4) If there are 4 variables: use t, x, y, z and w as names. Example cos(x + y*z + t*w)

**Table constraints**: Enter restriction functions, these functions will be as much as many variables as the objective function and can be linear or not.

** Starting point **: Point satisfying the constraints of the problem, is the point at which the algorithm begins to perform the iterations, that point will have many dimensions as number of variables have the objective function. Note that you can add (or delete) throught the links "Add "and "Delete" respectively.

The program window opens with a default problem whose immediate solution is the point (0, 0): This is to minimize the function f(x, y)= x^2 +y^2 within the circle x^2 +y^2 ≤ 1.

The aplication consist in the following menú:

**1) Manual** Shows a small application manual

**2) Reset** Redisplays the default initial problem mentioned above.

**3) Add Restriction** Add a restriction function to the problem.

**4) Delete Restriction ** Deletes a restriction function.

**5) Run ** Iterations are performed looking for an optimal solution

**How the algorithm works?**

The algorithm starts from the initial point, at which point calculates the gradient of the function and moving in the direction of greater growth or decline (depending on whether the problem is a maximization or minimization) function. This sense is the sense that points the gradient vector or the opposite (if the problem is minimization).

The algorithm stops on one of these cases:

1) Has reached an inflection point (or saddle point). At this point the gradient is zero indicates a minimum or maximum saddle point (or maximum and nor minimum).

2) We leave the feasible region. In this case the optimum point nearest to the starting point is on the border of the feasible region.

3) Infinite solution. In this case has reached the highest value for the arithmetic of the computer.

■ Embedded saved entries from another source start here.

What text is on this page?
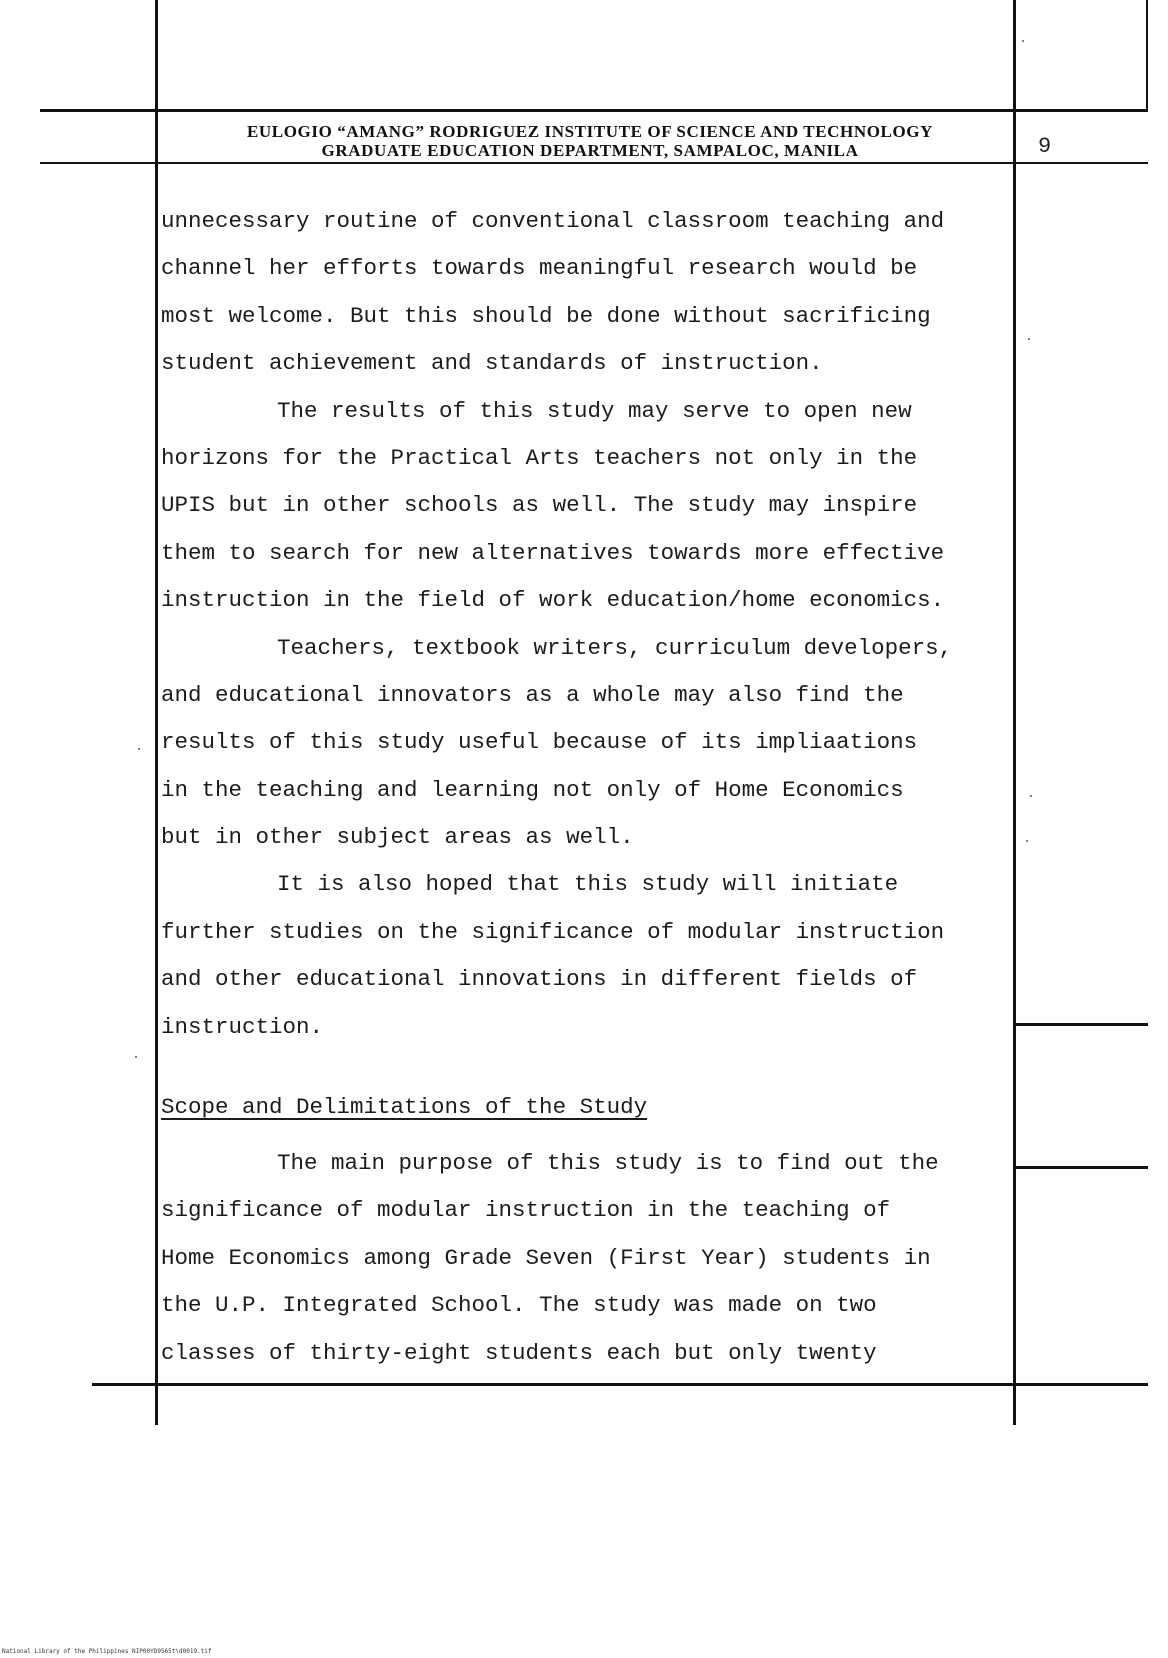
EULOGIO “AMANG” RODRIGUEZ INSTITUTE OF SCIENCE AND TECHNOLOGY
GRADUATE EDUCATION DEPARTMENT, SAMPALOC, MANILA	9
unnecessary routine of conventional classroom teaching and
channel her efforts towards meaningful research would be
most welcome. But this should be done without sacrificing
student achievement and standards of instruction.
The results of this study may serve to open new
horizons for the Practical Arts teachers not only in the
UPIS but in other schools as well. The study may inspire
them to search for new alternatives towards more effective
instruction in the field of work education/home economics.
Teachers, textbook writers, curriculum developers,
and educational innovators as a whole may also find the
results of this study useful because of its impliaations
in the teaching and learning not only of Home Economics
but in other subject areas as well.
It is also hoped that this study will initiate
further studies on the significance of modular instruction
and other educational innovations in different fields of
instruction.
Scope and Delimitations of the Study
The main purpose of this study is to find out the
significance of modular instruction in the teaching of
Home Economics among Grade Seven (First Year) students in
the U.P. Integrated School. The study was made on two
classes of thirty-eight students each but only twenty
National Library of the Philippines NIP00YD9565t\d0019.tif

Note that both the optimum as the optimal point where it reaches may contain errors due to truncation

1) limitation of computer arithmetic (which is spread among the iterations of algorithm.)

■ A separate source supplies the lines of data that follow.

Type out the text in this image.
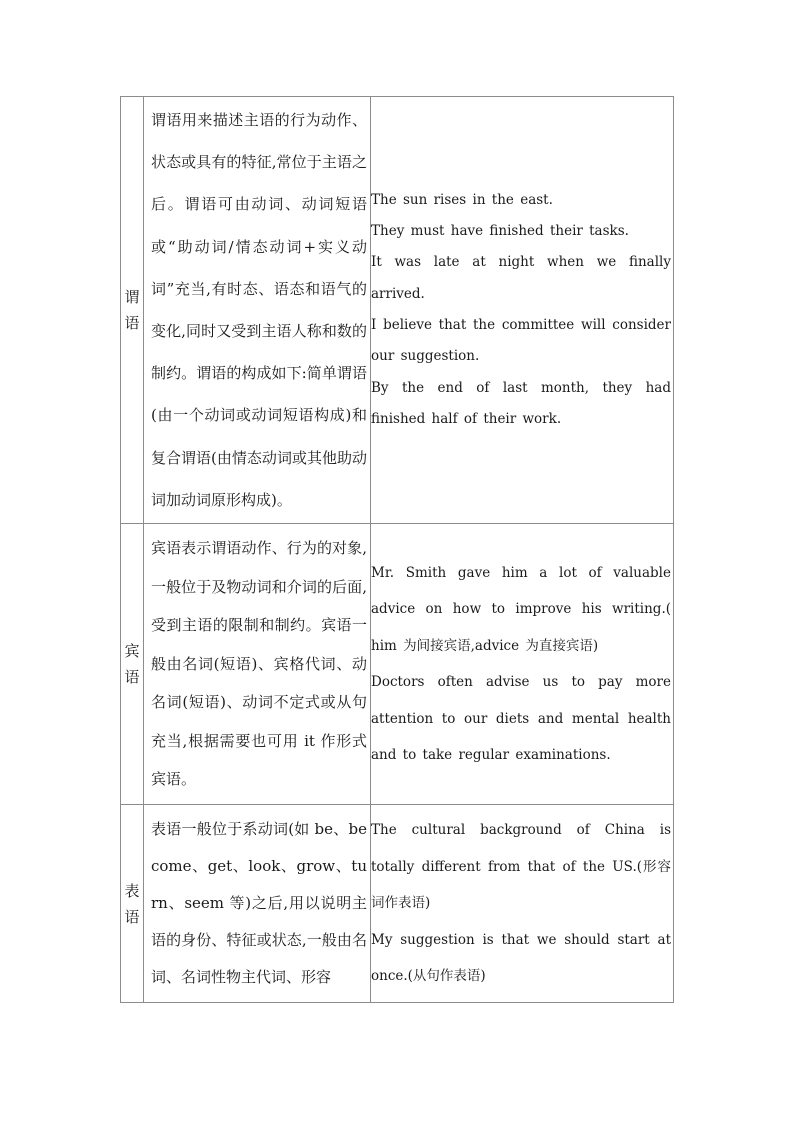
谓语	谓语用来描述主语的行为动作、状态或具有的特征,常位于主语之后。谓语可由动词、动词短语或“助动词/情态动词+实义动词”充当,有时态、语态和语气的变化,同时又受到主语人称和数的制约。谓语的构成如下:简单谓语(由一个动词或动词短语构成)和复合谓语(由情态动词或其他助动词加动词原形构成)。	The sun rises in the east.
They must have finished their tasks.
It was late at night when we finally arrived.
I believe that the committee will consider our suggestion.
By the end of last month, they had finished half of their work.

宾语	宾语表示谓语动作、行为的对象,一般位于及物动词和介词的后面,受到主语的限制和制约。宾语一般由名词(短语)、宾格代词、动名词(短语)、动词不定式或从句充当,根据需要也可用 it 作形式宾语。	Mr. Smith gave him a lot of valuable advice on how to improve his writing.( him 为间接宾语,advice 为直接宾语)
Doctors often advise us to pay more attention to our diets and mental health and to take regular examinations.

表语	表语一般位于系动词(如 be、become、get、look、grow、turn、seem 等)之后,用以说明主语的身份、特征或状态,一般由名词、名词性物主代词、形容	The cultural background of China is totally different from that of the US.(形容词作表语)
My suggestion is that we should start at once.(从句作表语)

2) Truncation error of the algorithm in the case of referral number in each iteration is an O (1e-14)

Note that due to the nature of the nonlinear programming problems, finding a optimal point not meant to be the optimal value, the final value may vary depending on the starting point. Especially in the nonconvex objective functions case.

We could define the solution provided by Non-Linnear Optimizing optimal value as the one "nearest" to the starting point given. Where the "nearest" term must to be understood of increased growth or decrease direction in the objective function.